2011年9月15日 星期四

9/15/11 bacchanalia \bak-uh-NAIL-yuh\, noun: A riotous, boisterous, or drunken festivity; a revel.

Word of the Day for Thursday, September 15, 2011
bacchanalia \bak-uh-NAIL-yuh\, noun:
1. (plural, capitalized) The ancient Roman festival in honor of Bacchus, celebrated with dancing, song, and revelry.
2. A riotous, boisterous, or drunken festivity; a revel.
Alpha Epsilon brothers began their bacchanalia with an off-campus keg party featuring "funneling," in which beer is shot through a rubber hose into the drinker's mouth.
-- Adam Cohen, "Battle of the Binge", Time, September 8, 1997
This is not at all to suggest that the Revolution was a sort of non-stop bacchanalia, but that partial drunkenness was often an important component in a certain type of revolutionary excitability, particularly in meetings or committees.

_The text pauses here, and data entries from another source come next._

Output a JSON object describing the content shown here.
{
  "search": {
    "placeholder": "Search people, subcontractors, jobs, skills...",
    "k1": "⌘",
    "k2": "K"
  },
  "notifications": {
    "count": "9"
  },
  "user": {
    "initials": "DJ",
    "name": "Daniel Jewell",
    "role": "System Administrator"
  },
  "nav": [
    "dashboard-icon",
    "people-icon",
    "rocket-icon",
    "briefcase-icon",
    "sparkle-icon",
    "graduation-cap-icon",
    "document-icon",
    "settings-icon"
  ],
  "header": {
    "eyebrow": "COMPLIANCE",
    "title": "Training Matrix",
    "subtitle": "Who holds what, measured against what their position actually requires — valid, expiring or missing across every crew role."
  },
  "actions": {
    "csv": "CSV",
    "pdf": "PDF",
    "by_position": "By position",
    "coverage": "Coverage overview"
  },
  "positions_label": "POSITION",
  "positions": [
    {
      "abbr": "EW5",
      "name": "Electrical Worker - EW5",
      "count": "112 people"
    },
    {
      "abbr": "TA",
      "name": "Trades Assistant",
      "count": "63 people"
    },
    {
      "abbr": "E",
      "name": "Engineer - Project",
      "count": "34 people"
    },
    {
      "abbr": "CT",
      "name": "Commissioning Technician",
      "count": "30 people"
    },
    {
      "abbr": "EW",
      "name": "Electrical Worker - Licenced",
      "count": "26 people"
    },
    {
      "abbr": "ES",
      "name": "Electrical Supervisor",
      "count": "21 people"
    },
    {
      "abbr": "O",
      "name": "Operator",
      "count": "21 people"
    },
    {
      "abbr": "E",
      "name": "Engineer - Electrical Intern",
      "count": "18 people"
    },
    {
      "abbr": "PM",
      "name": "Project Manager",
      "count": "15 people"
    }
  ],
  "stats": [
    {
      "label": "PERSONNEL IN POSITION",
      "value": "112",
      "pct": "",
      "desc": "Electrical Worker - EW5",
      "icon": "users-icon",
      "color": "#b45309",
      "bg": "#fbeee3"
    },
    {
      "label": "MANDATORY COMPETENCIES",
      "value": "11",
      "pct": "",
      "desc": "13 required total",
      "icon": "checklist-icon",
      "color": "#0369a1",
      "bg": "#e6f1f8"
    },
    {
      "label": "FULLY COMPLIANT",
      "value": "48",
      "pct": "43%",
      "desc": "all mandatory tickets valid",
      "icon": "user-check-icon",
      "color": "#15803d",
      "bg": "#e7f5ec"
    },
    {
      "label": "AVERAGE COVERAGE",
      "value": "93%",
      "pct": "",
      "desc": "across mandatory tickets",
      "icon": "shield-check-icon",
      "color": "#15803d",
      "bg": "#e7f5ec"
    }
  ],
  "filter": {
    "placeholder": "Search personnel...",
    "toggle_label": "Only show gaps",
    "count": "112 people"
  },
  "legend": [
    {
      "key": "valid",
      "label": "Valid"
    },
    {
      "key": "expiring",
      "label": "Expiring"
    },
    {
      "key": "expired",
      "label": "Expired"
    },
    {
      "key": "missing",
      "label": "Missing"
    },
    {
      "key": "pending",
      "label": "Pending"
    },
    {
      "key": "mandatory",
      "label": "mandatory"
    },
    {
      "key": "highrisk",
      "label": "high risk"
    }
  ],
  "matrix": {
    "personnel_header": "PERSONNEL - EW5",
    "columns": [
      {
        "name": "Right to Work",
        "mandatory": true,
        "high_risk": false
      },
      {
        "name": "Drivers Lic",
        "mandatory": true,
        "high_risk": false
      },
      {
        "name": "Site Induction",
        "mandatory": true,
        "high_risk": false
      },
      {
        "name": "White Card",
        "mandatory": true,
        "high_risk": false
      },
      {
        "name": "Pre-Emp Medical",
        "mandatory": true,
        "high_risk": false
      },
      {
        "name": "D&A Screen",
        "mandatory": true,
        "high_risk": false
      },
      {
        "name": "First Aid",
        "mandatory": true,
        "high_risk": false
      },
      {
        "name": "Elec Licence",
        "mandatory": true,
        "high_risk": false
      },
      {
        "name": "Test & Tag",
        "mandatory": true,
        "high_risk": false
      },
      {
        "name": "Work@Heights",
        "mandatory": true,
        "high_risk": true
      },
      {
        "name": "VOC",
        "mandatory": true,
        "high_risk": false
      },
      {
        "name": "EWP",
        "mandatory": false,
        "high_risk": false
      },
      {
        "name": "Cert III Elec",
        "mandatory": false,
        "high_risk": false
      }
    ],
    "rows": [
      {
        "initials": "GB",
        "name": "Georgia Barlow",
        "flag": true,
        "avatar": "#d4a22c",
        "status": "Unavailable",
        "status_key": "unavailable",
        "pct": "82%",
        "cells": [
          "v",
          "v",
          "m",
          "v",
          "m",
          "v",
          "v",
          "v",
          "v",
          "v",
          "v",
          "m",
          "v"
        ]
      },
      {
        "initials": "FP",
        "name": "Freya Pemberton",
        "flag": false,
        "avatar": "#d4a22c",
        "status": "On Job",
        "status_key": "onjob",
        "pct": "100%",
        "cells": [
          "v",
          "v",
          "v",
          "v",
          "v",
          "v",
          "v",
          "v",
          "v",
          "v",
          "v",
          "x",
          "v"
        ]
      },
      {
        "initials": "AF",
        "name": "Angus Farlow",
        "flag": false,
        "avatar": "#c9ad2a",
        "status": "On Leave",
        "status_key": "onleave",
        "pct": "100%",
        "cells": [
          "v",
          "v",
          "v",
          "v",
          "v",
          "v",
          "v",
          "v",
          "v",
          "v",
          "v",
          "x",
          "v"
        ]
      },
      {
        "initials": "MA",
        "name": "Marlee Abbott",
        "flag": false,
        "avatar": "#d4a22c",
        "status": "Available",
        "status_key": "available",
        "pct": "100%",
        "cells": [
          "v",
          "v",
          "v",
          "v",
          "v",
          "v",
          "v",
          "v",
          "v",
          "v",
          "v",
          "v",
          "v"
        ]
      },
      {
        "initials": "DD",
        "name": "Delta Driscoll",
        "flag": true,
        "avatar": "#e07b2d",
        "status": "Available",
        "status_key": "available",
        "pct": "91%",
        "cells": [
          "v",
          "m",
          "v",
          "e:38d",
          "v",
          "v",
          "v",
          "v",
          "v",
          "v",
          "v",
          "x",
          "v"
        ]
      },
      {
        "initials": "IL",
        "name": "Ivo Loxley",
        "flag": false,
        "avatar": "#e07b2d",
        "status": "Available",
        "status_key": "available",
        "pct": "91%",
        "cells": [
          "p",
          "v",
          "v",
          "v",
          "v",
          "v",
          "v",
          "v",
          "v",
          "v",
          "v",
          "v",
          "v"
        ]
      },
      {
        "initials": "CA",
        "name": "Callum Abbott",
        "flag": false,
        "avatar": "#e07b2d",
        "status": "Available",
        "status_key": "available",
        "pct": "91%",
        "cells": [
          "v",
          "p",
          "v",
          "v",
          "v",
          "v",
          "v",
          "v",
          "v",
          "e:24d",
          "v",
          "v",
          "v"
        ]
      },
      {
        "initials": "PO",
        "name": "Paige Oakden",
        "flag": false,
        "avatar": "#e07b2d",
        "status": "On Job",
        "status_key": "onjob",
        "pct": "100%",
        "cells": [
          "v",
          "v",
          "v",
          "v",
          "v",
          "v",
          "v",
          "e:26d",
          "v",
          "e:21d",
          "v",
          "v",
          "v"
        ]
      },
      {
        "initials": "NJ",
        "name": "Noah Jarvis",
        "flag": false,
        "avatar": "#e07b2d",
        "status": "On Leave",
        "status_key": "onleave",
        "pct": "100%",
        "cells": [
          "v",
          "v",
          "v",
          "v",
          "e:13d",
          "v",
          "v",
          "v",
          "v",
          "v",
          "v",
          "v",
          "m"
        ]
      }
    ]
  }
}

-- Richard Cobb, The French and Their Revolution
Bacchanalia comes from Latin, from Bacchus, god of wine, from Greek Bakkhos. The adjective form is bacchanalian. One who celebrates the Bacchanalia, or indulges in drunken revels, is a bacchanal \BAK-uh-nuhl; bak-uh-NAL\, which is also another term for a drunken or riotous celebration.